Tuesday, May 26, 2009

Skyscraper, Anyone?

Now the consumers are supposedly in a much cheerful and positive mood, how about some skyscraper shopping?

"Have I got an office tower for you" on MSNBC.com says skyscrapers across the US are being sold at firesale prices. How "firesale"?

How about $100,000 for a 40-storey office building at 1330 Avenue of the Americas, New York?
"The 1330 Avenue of the Americas building — which sold for close to $500 million three years ago — was auctioned last month for the minimum to a Canadian pension fund unit after owner Harry Macklowe defaulted on a $130 million loan.

"Loan defaults in the worst commercial real estate market in decades have created tens of billions worth of distressed properties across the nation, sometimes forcing cut-rate auctions of landmark skyscrapers. Developers are falling behind on mortgages as tenants leave and can find no financing to cover payments, analysts say.

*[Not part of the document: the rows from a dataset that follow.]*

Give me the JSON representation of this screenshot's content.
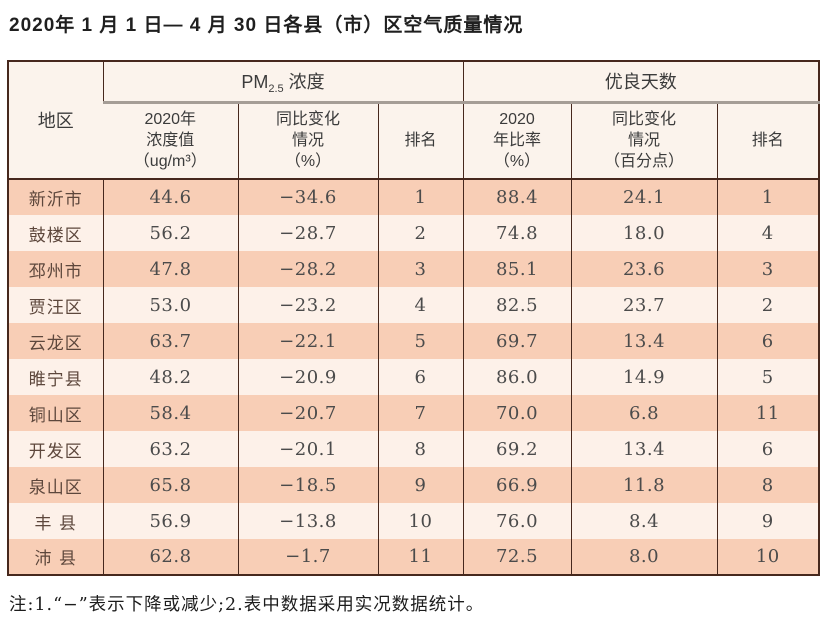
{
  "title": "2020年 1 月 1 日— 4 月 30 日各县（市）区空气质量情况",
  "table": {
    "headers": {
      "region": "地区",
      "pm25": {
        "prefix": "PM",
        "sub": "2.5",
        "suffix": "浓度"
      },
      "good_days": "优良天数",
      "sub_pm_value": "2020年\n浓度值\n（ug/m³）",
      "sub_pm_change": "同比变化\n情况\n（%）",
      "sub_pm_rank": "排名",
      "sub_gd_rate": "2020\n年比率\n（%）",
      "sub_gd_change": "同比变化\n情况\n（百分点）",
      "sub_gd_rank": "排名"
    },
    "rows": [
      {
        "region": "新沂市",
        "values": [
          "44.6",
          "−34.6",
          "1",
          "88.4",
          "24.1",
          "1"
        ]
      },
      {
        "region": "鼓楼区",
        "values": [
          "56.2",
          "−28.7",
          "2",
          "74.8",
          "18.0",
          "4"
        ]
      },
      {
        "region": "邳州市",
        "values": [
          "47.8",
          "−28.2",
          "3",
          "85.1",
          "23.6",
          "3"
        ]
      },
      {
        "region": "贾汪区",
        "values": [
          "53.0",
          "−23.2",
          "4",
          "82.5",
          "23.7",
          "2"
        ]
      },
      {
        "region": "云龙区",
        "values": [
          "63.7",
          "−22.1",
          "5",
          "69.7",
          "13.4",
          "6"
        ]
      },
      {
        "region": "睢宁县",
        "values": [
          "48.2",
          "−20.9",
          "6",
          "86.0",
          "14.9",
          "5"
        ]
      },
      {
        "region": "铜山区",
        "values": [
          "58.4",
          "−20.7",
          "7",
          "70.0",
          "6.8",
          "11"
        ]
      },
      {
        "region": "开发区",
        "values": [
          "63.2",
          "−20.1",
          "8",
          "69.2",
          "13.4",
          "6"
        ]
      },
      {
        "region": "泉山区",
        "values": [
          "65.8",
          "−18.5",
          "9",
          "66.9",
          "11.8",
          "8"
        ]
      },
      {
        "region": "丰 县",
        "values": [
          "56.9",
          "−13.8",
          "10",
          "76.0",
          "8.4",
          "9"
        ]
      },
      {
        "region": "沛 县",
        "values": [
          "62.8",
          "−1.7",
          "11",
          "72.5",
          "8.0",
          "10"
        ]
      }
    ]
  },
  "footnote": "注:1.“−”表示下降或减少;2.表中数据采用实况数据统计。",
  "colors": {
    "row_odd": "#f8ceb6",
    "row_even": "#fdf1e9",
    "header_bg": "#fbf3ec",
    "border": "#46281d",
    "header_divider": "#a59d96"
  }
}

"So they are selling skyscrapers at a drastic discount, with the condition that the new buyer take on the enormous amounts of debt connected to the properties."

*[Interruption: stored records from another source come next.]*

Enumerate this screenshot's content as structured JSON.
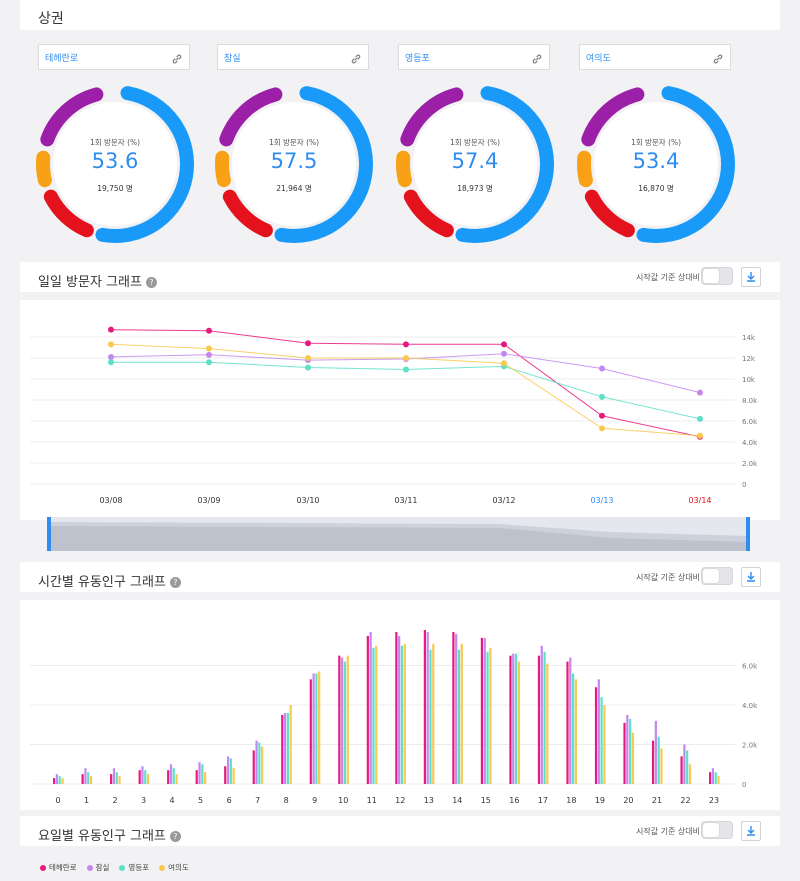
{
  "header": {
    "title": "상권"
  },
  "areas": [
    {
      "name": "테헤란로",
      "percent_label": "1회 방문자 (%)",
      "value": "53.6",
      "count": "19,750 명"
    },
    {
      "name": "잠실",
      "percent_label": "1회 방문자 (%)",
      "value": "57.5",
      "count": "21,964 명"
    },
    {
      "name": "영등포",
      "percent_label": "1회 방문자 (%)",
      "value": "57.4",
      "count": "18,973 명"
    },
    {
      "name": "여의도",
      "percent_label": "1회 방문자 (%)",
      "value": "53.4",
      "count": "16,870 명"
    }
  ],
  "controls": {
    "toggle_label": "시작값 기준 상대비"
  },
  "legend": [
    {
      "name": "테헤란로",
      "color": "#e8197d"
    },
    {
      "name": "잠실",
      "color": "#c387ef"
    },
    {
      "name": "영등포",
      "color": "#5ee0c8"
    },
    {
      "name": "여의도",
      "color": "#f8c94f"
    }
  ],
  "donut_colors": {
    "blue": "#1a9af8",
    "purple": "#9c1fa8",
    "orange": "#f8a116",
    "red": "#e4121c"
  },
  "daily": {
    "title": "일일 방문자 그래프"
  },
  "hourly": {
    "title": "시간별 유동인구 그래프"
  },
  "weekly": {
    "title": "요일별 유동인구 그래프"
  },
  "chart_data": [
    {
      "type": "line",
      "x": [
        "03/08",
        "03/09",
        "03/10",
        "03/11",
        "03/12",
        "03/13",
        "03/14"
      ],
      "x_label_colors": [
        "#333",
        "#333",
        "#333",
        "#333",
        "#333",
        "#2f8cf0",
        "#e4121c"
      ],
      "y_ticks": [
        "0",
        "2.0k",
        "4.0k",
        "6.0k",
        "8.0k",
        "10k",
        "12k",
        "14k"
      ],
      "ylim": [
        0,
        14000
      ],
      "series": [
        {
          "name": "테헤란로",
          "values": [
            14700,
            14600,
            13400,
            13300,
            13300,
            6500,
            4500
          ]
        },
        {
          "name": "잠실",
          "values": [
            12100,
            12300,
            11800,
            11900,
            12400,
            11000,
            8700
          ]
        },
        {
          "name": "영등포",
          "values": [
            11600,
            11600,
            11100,
            10900,
            11200,
            8300,
            6200
          ]
        },
        {
          "name": "여의도",
          "values": [
            13300,
            12900,
            12000,
            12000,
            11500,
            5300,
            4600
          ]
        }
      ]
    },
    {
      "type": "bar",
      "categories": [
        "0",
        "1",
        "2",
        "3",
        "4",
        "5",
        "6",
        "7",
        "8",
        "9",
        "10",
        "11",
        "12",
        "13",
        "14",
        "15",
        "16",
        "17",
        "18",
        "19",
        "20",
        "21",
        "22",
        "23"
      ],
      "y_ticks": [
        "0",
        "2.0k",
        "4.0k",
        "6.0k"
      ],
      "ylim": [
        0,
        7800
      ],
      "series": [
        {
          "name": "테헤란로",
          "values": [
            300,
            500,
            500,
            700,
            700,
            700,
            900,
            1700,
            3500,
            5300,
            6500,
            7500,
            7700,
            7800,
            7700,
            7400,
            6500,
            6500,
            6200,
            4900,
            3100,
            2200,
            1400,
            600
          ]
        },
        {
          "name": "잠실",
          "values": [
            500,
            800,
            800,
            900,
            1000,
            1100,
            1400,
            2200,
            3600,
            5600,
            6400,
            7700,
            7500,
            7700,
            7600,
            7400,
            6600,
            7000,
            6400,
            5300,
            3500,
            3200,
            2000,
            800
          ]
        },
        {
          "name": "영등포",
          "values": [
            400,
            600,
            600,
            700,
            800,
            1000,
            1300,
            2100,
            3600,
            5600,
            6200,
            6900,
            7000,
            6800,
            6800,
            6700,
            6600,
            6700,
            5600,
            4400,
            3300,
            2400,
            1700,
            600
          ]
        },
        {
          "name": "여의도",
          "values": [
            300,
            400,
            400,
            500,
            500,
            600,
            800,
            1900,
            4000,
            5700,
            6500,
            7000,
            7100,
            7100,
            7100,
            6900,
            6200,
            6100,
            5300,
            4000,
            2600,
            1800,
            1000,
            400
          ]
        }
      ]
    }
  ]
}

(Hmmm, so that's the hitch...) But analysts think this is just the beginning.

""This is a train wreck that's coming in the large office towers," said Matthew Haines, chairman of the Propertyshark.com real estate Web site.

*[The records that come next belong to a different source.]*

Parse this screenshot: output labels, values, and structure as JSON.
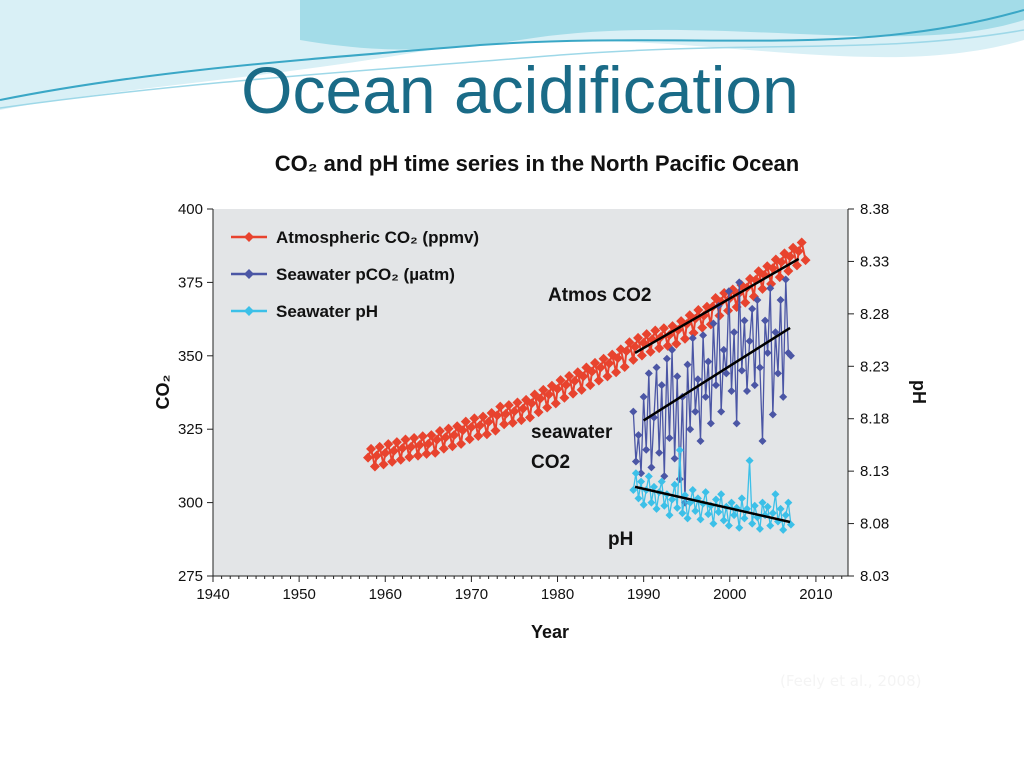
{
  "slide": {
    "title": "Ocean acidification",
    "citation": "(Feely et al., 2008)"
  },
  "colors": {
    "title": "#1a6b87",
    "atmospheric": "#e8432e",
    "seawater_pco2": "#4b56a5",
    "seawater_ph": "#3cc0e8",
    "plot_background": "#e3e5e7",
    "trend": "#000000"
  },
  "chart_data": {
    "type": "line",
    "title": "CO₂ and pH time series in the North Pacific Ocean",
    "xlabel": "Year",
    "ylabel": "CO₂",
    "y2label": "pH",
    "xlim": [
      1940,
      2015
    ],
    "ylim": [
      275,
      400
    ],
    "y2lim": [
      8.03,
      8.38
    ],
    "xticks": [
      1940,
      1950,
      1960,
      1970,
      1980,
      1990,
      2000,
      2010
    ],
    "yticks": [
      275,
      300,
      325,
      350,
      375,
      400
    ],
    "y2ticks": [
      "8.03",
      "8.08",
      "8.13",
      "8.18",
      "8.23",
      "8.28",
      "8.33",
      "8.38"
    ],
    "legend_position": "top-left",
    "grid": false,
    "series": [
      {
        "name": "Atmospheric CO₂ (ppmv)",
        "axis": "left",
        "marker": "diamond",
        "annual_mean_years": [
          1958,
          1959,
          1960,
          1961,
          1962,
          1963,
          1964,
          1965,
          1966,
          1967,
          1968,
          1969,
          1970,
          1971,
          1972,
          1973,
          1974,
          1975,
          1976,
          1977,
          1978,
          1979,
          1980,
          1981,
          1982,
          1983,
          1984,
          1985,
          1986,
          1987,
          1988,
          1989,
          1990,
          1991,
          1992,
          1993,
          1994,
          1995,
          1996,
          1997,
          1998,
          1999,
          2000,
          2001,
          2002,
          2003,
          2004,
          2005,
          2006,
          2007,
          2008
        ],
        "annual_mean": [
          315.3,
          316.0,
          316.9,
          317.6,
          318.5,
          319.0,
          319.6,
          320.0,
          321.4,
          322.2,
          323.0,
          324.6,
          325.7,
          326.3,
          327.5,
          329.7,
          330.2,
          331.1,
          332.0,
          333.8,
          335.4,
          336.8,
          338.7,
          340.1,
          341.4,
          343.0,
          344.6,
          346.0,
          347.4,
          349.2,
          351.6,
          353.1,
          354.4,
          355.6,
          356.4,
          357.1,
          358.8,
          360.8,
          362.6,
          363.7,
          366.7,
          368.4,
          369.6,
          371.1,
          373.2,
          375.8,
          377.5,
          379.8,
          381.9,
          383.8,
          385.6
        ],
        "seasonal_amplitude": 3
      },
      {
        "name": "Seawater pCO₂ (µatm)",
        "axis": "left",
        "marker": "diamond",
        "x": [
          1988.8,
          1989.1,
          1989.4,
          1989.7,
          1990.0,
          1990.3,
          1990.6,
          1990.9,
          1991.2,
          1991.5,
          1991.8,
          1992.1,
          1992.4,
          1992.7,
          1993.0,
          1993.3,
          1993.6,
          1993.9,
          1994.2,
          1994.5,
          1994.8,
          1995.1,
          1995.4,
          1995.7,
          1996.0,
          1996.3,
          1996.6,
          1996.9,
          1997.2,
          1997.5,
          1997.8,
          1998.1,
          1998.4,
          1998.7,
          1999.0,
          1999.3,
          1999.6,
          1999.9,
          2000.2,
          2000.5,
          2000.8,
          2001.1,
          2001.4,
          2001.7,
          2002.0,
          2002.3,
          2002.6,
          2002.9,
          2003.2,
          2003.5,
          2003.8,
          2004.1,
          2004.4,
          2004.7,
          2005.0,
          2005.3,
          2005.6,
          2005.9,
          2006.2,
          2006.5,
          2006.8,
          2007.1
        ],
        "y": [
          331,
          314,
          323,
          310,
          336,
          318,
          344,
          312,
          329,
          346,
          317,
          340,
          309,
          349,
          322,
          352,
          315,
          343,
          308,
          336,
          300,
          347,
          325,
          356,
          331,
          342,
          321,
          357,
          336,
          348,
          327,
          361,
          340,
          367,
          331,
          352,
          344,
          372,
          338,
          358,
          327,
          375,
          345,
          362,
          338,
          355,
          366,
          340,
          369,
          346,
          321,
          362,
          351,
          373,
          330,
          358,
          344,
          369,
          336,
          376,
          351,
          350
        ],
        "trend": {
          "x": [
            1990,
            2007
          ],
          "y": [
            328,
            359.5
          ]
        }
      },
      {
        "name": "Seawater pH",
        "axis": "right",
        "marker": "diamond",
        "x": [
          1988.8,
          1989.1,
          1989.4,
          1989.7,
          1990.0,
          1990.3,
          1990.6,
          1990.9,
          1991.2,
          1991.5,
          1991.8,
          1992.1,
          1992.4,
          1992.7,
          1993.0,
          1993.3,
          1993.6,
          1993.9,
          1994.2,
          1994.5,
          1994.8,
          1995.1,
          1995.4,
          1995.7,
          1996.0,
          1996.3,
          1996.6,
          1996.9,
          1997.2,
          1997.5,
          1997.8,
          1998.1,
          1998.4,
          1998.7,
          1999.0,
          1999.3,
          1999.6,
          1999.9,
          2000.2,
          2000.5,
          2000.8,
          2001.1,
          2001.4,
          2001.7,
          2002.0,
          2002.3,
          2002.6,
          2002.9,
          2003.2,
          2003.5,
          2003.8,
          2004.1,
          2004.4,
          2004.7,
          2005.0,
          2005.3,
          2005.6,
          2005.9,
          2006.2,
          2006.5,
          2006.8,
          2007.1
        ],
        "y": [
          8.112,
          8.128,
          8.104,
          8.12,
          8.098,
          8.112,
          8.125,
          8.1,
          8.115,
          8.094,
          8.11,
          8.12,
          8.097,
          8.108,
          8.088,
          8.103,
          8.117,
          8.095,
          8.15,
          8.09,
          8.107,
          8.085,
          8.1,
          8.112,
          8.092,
          8.104,
          8.084,
          8.099,
          8.11,
          8.089,
          8.097,
          8.08,
          8.103,
          8.091,
          8.108,
          8.083,
          8.096,
          8.078,
          8.1,
          8.088,
          8.095,
          8.076,
          8.104,
          8.085,
          8.094,
          8.14,
          8.08,
          8.097,
          8.086,
          8.075,
          8.1,
          8.088,
          8.096,
          8.078,
          8.09,
          8.108,
          8.082,
          8.094,
          8.074,
          8.088,
          8.1,
          8.079
        ],
        "trend": {
          "x": [
            1989,
            2007
          ],
          "y": [
            8.115,
            8.0815
          ]
        }
      }
    ],
    "atmospheric_trend": {
      "x": [
        1989,
        2008
      ],
      "y": [
        351,
        383
      ]
    },
    "annotations": {
      "atmos": "Atmos CO2",
      "seawater_line1": "seawater",
      "seawater_line2": "CO2",
      "ph": "pH"
    }
  }
}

"Real Capital Analytics, which tracks commercial real estate transactions, counted over $86 billion worth of distressed properties in the country as of April, over $6 billion in Manhattan.

"Many of the towers that are likely to go up for sale were bought at inflated prices during the boom three to five years ago and could lose over half their value at sale, analysts said."

"The only major property sales that are likely in the next several months, analysts say, are distressed properties with delinquent loans.

""No healthy owner in their right mind would try to sell a property in this environment," said Fasulo. He said devalued sales of skyscrapers represent "a trickle right now. It will turn into a flood over the next 12 months.""

SRS (real estate (commercial) double short ETF) anyone? (Of course IYR - real estate long ETF - would be the obvious contrarian trade, if you are so inclined.)